His favorite restaurant is The Rendezvous, commenting that he is not a good rib cooker, and he loves the steak at Doe’s. He likes the graham cracker candy dessert, but does not make pies or cakes. Now, he’s working on gravy.

Coach Ray’s Deer Kabobs
Deer meat cut up into 1″ or 2″ squares
Dale’s season sauce–one bottle
Bacon (if cooking for your family, one package; if for a large group,
about four packages)
Onion
Wooden skewers
Soak deer meat in the Dale’s sauce. (Meat needs to soak at least one hour but overnight is better.) Cut up the package of bacon into thirds. Cut onion into wedges. (I have also used mushrooms, and you can also use bell peppers.) Take each piece of meat and wrap one of the pieces of bacon around it.
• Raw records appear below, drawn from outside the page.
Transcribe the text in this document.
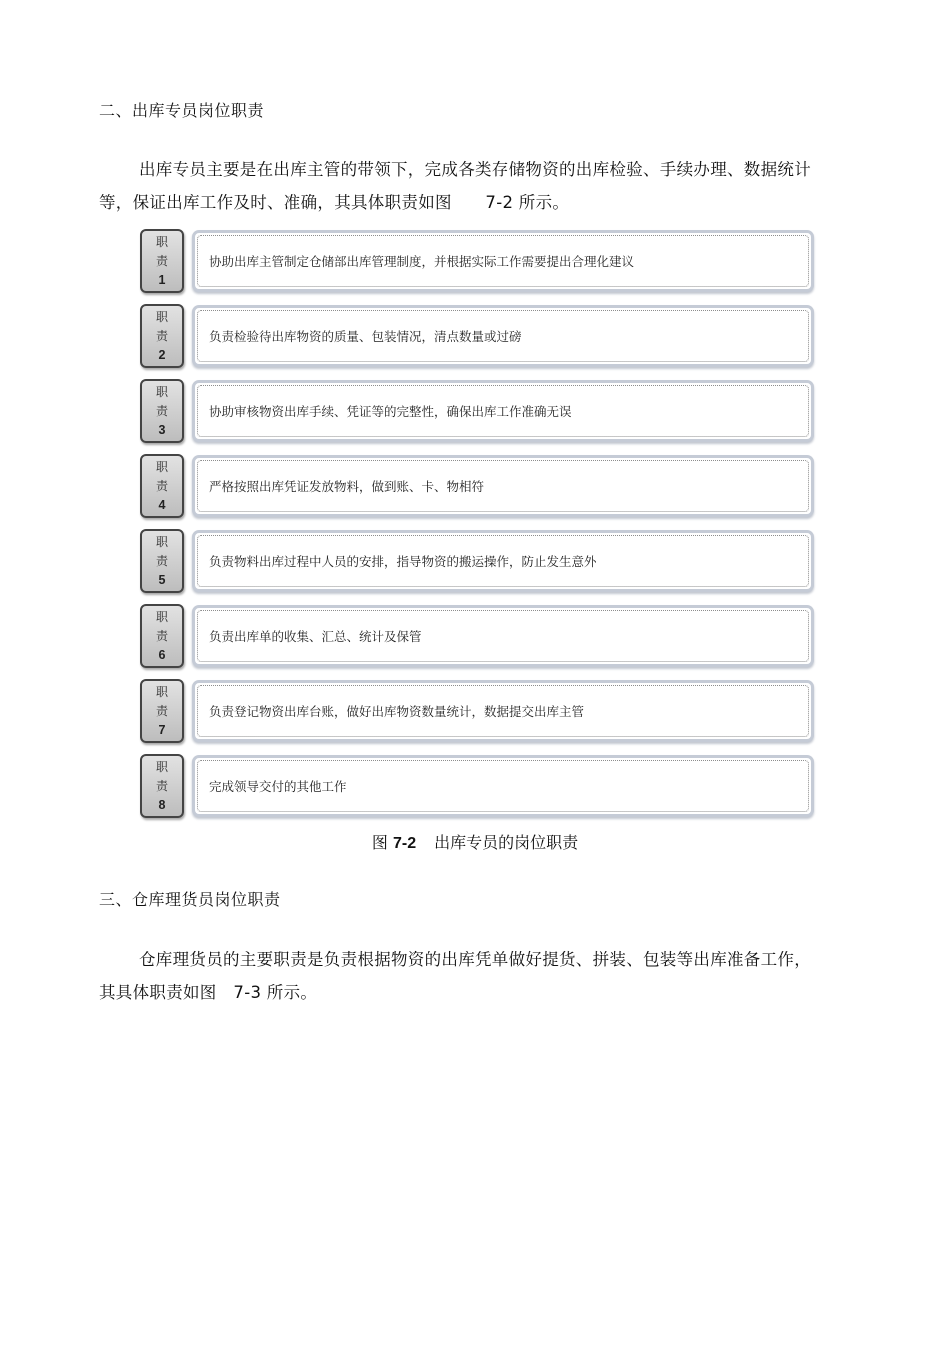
二、出库专员岗位职责
出库专员主要是在出库主管的带领下，完成各类存储物资的出库检验、手续办理、数据统计等，保证出库工作及时、准确，其具体职责如图　　7-2 所示。
职
责
1
协助出库主管制定仓储部出库管理制度，并根据实际工作需要提出合理化建议
职
责
2
负责检验待出库物资的质量、包装情况，清点数量或过磅
职
责
3
协助审核物资出库手续、凭证等的完整性，确保出库工作准确无误
职
责
4
严格按照出库凭证发放物料，做到账、卡、物相符
职
责
5
负责物料出库过程中人员的安排，指导物资的搬运操作，防止发生意外
职
责
6
负责出库单的收集、汇总、统计及保管
职
责
7
负责登记物资出库台账，做好出库物资数量统计，数据提交出库主管
职
责
8
完成领导交付的其他工作
图 7-2 出库专员的岗位职责
三、仓库理货员岗位职责
仓库理货员的主要职责是负责根据物资的出库凭单做好提货、拼装、包装等出库准备工作，其具体职责如图　7-3 所示。
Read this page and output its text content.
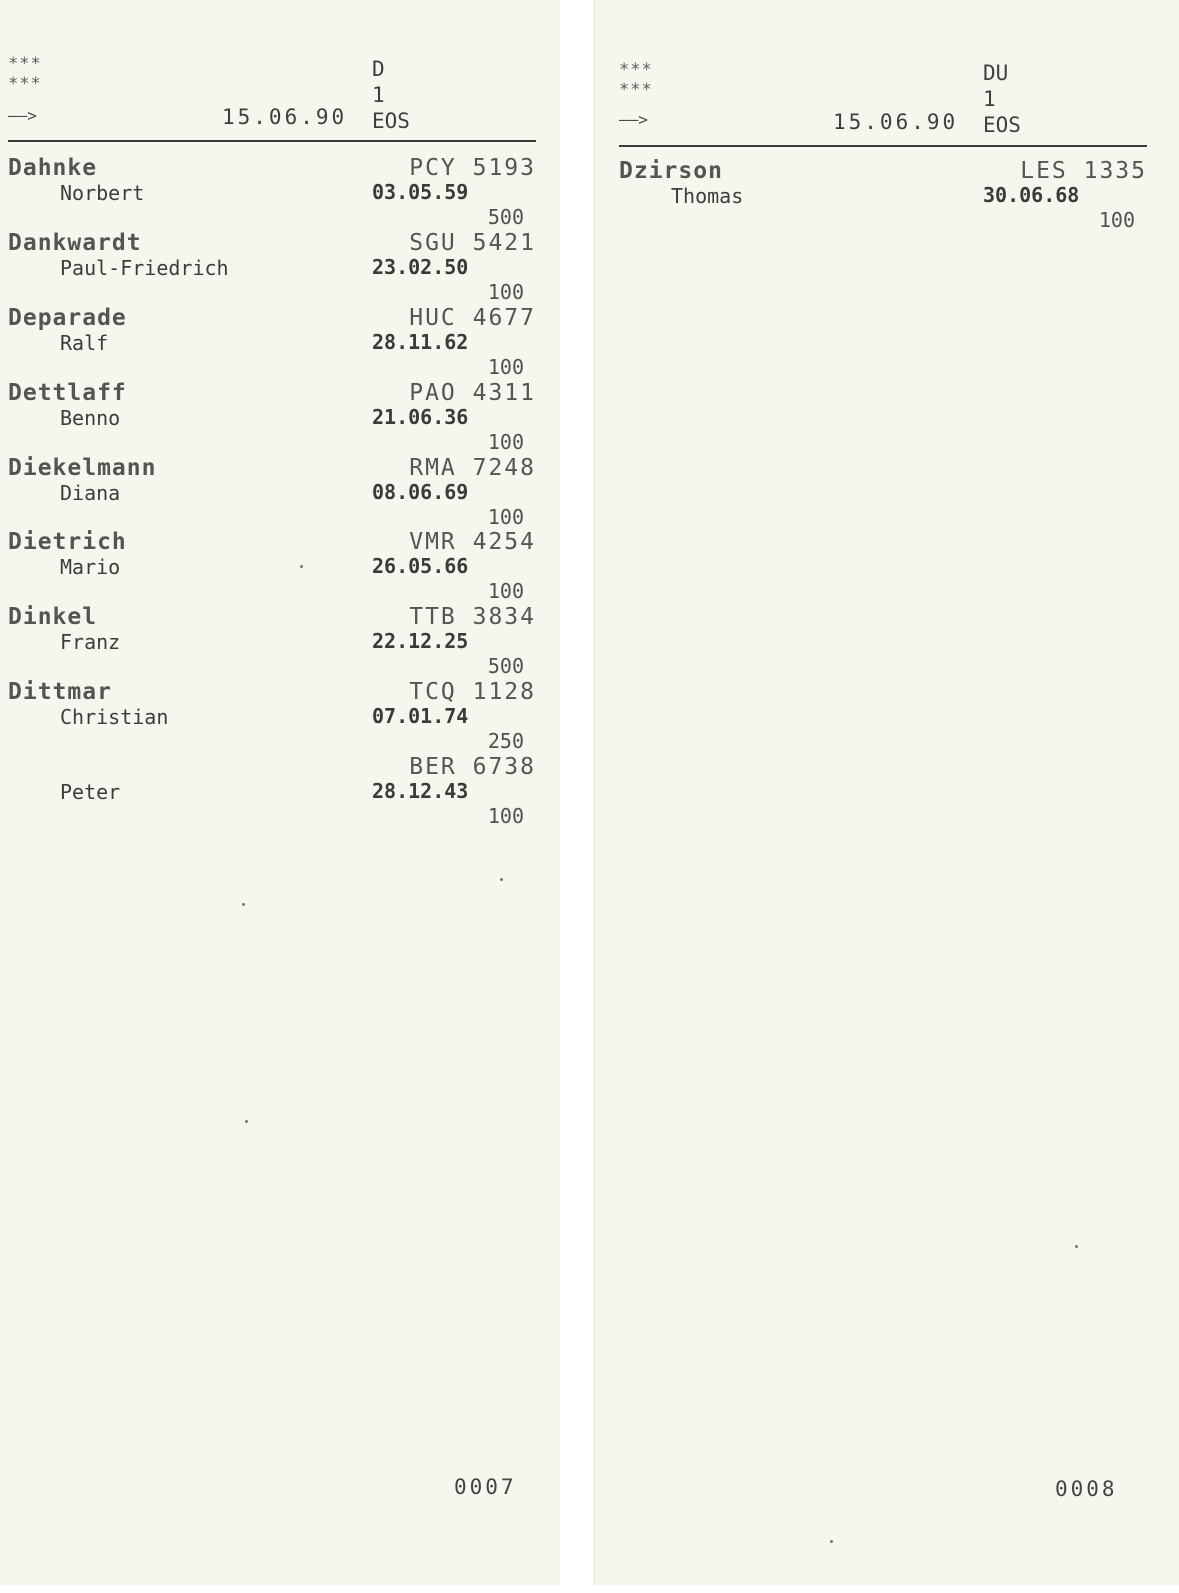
***
***
——>	15.06.90
D
1
EOS
Dahnke
Norbert
PCY 5193
03.05.59
500
Dankwardt
Paul-Friedrich
SGU 5421
23.02.50
100
Deparade
Ralf
HUC 4677
28.11.62
100
Dettlaff
Benno
PAO 4311
21.06.36
100
Diekelmann
Diana
RMA 7248
08.06.69
100
Dietrich
Mario
VMR 4254
26.05.66
100
Dinkel
Franz
TTB 3834
22.12.25
500
Dittmar
Christian
TCQ 1128
07.01.74
250
Peter
BER 6738
28.12.43
100
0007
***
***
——>	15.06.90
DU
1
EOS
Dzirson
Thomas
LES 1335
30.06.68
100
0008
Do that for every piece of meat. I always put the kabobs together starting with a piece of onion, then deer meat, then onion, and so on. This way holds the meat better. Take the Dale’s that is left over and pour back in the bottle. You will use this as you are grilling. Every time you turn the kabobs, brush some Dale’s on them. I also sprinkle salt and pepper, and lemon and pepper on them when I cook them. Now I use the brown sugar rub (recipe below). Cook on the grill until bacon is done. Be careful not to overcook because the meat will get tough.

Brown Sugar BBQ?Rub
2 cups brown sugar
1 Tbsp. salt
1 Tbsp. black pepper
1 Tbsp. Tony Chachere’s creole
1 tsp. minced onion
1 tsp. onion powder
1 tsp. paprika
1 tsp. cayenne pepper
Mix together in a processor–helps keep the brown sugar from clumping up. Great on chicken, pork, and not bad on steaks.

Smothered Pork Chops and Potatoes
4 slices bacon, cut into 1″ pieces
4 boneless pork chops, 1/2″ thick
1 white or yellow onion cut up
Fresh mushrooms cut into pieces
2 baking potatoes, sliced
1/3 cup of green onions
1/4 cup whipping cream
1 can creamy mushroom soup
Cook bacon over medium heat until crisp. Remove and place on paper towels. Add pork chops to the bacon fat and season to taste. Cook pork for 3-5 minutes, turning once. Remove and set aside. Saute onions and mushrooms in the same skillet and add butter. Stir in soup, potatoes, and whipping cream. Heat to a boil, stirring occasionally. Place pork in a baking dish. Pour soup mixture over and place in the oven at 400° for 20 minutes. When done, sprinkle with bacon and green onions.

Pecan Graham Crackers
12 regular graham crackers cut in half
3/4 cup of butter
1/2 cup sugar
1 cup chopped pecans
Place graham crackers in an ungreased baking pan so that all sides are touching.
Melt butter in a saucepan over medium heat. Stir in sugar and pecans after butter is melted. Bring to a boil, stirring often. Cook for five minutes. Pour over graham crackers and bake at 300° for 12 minutes. Remove from pan and let cool on a wire rack.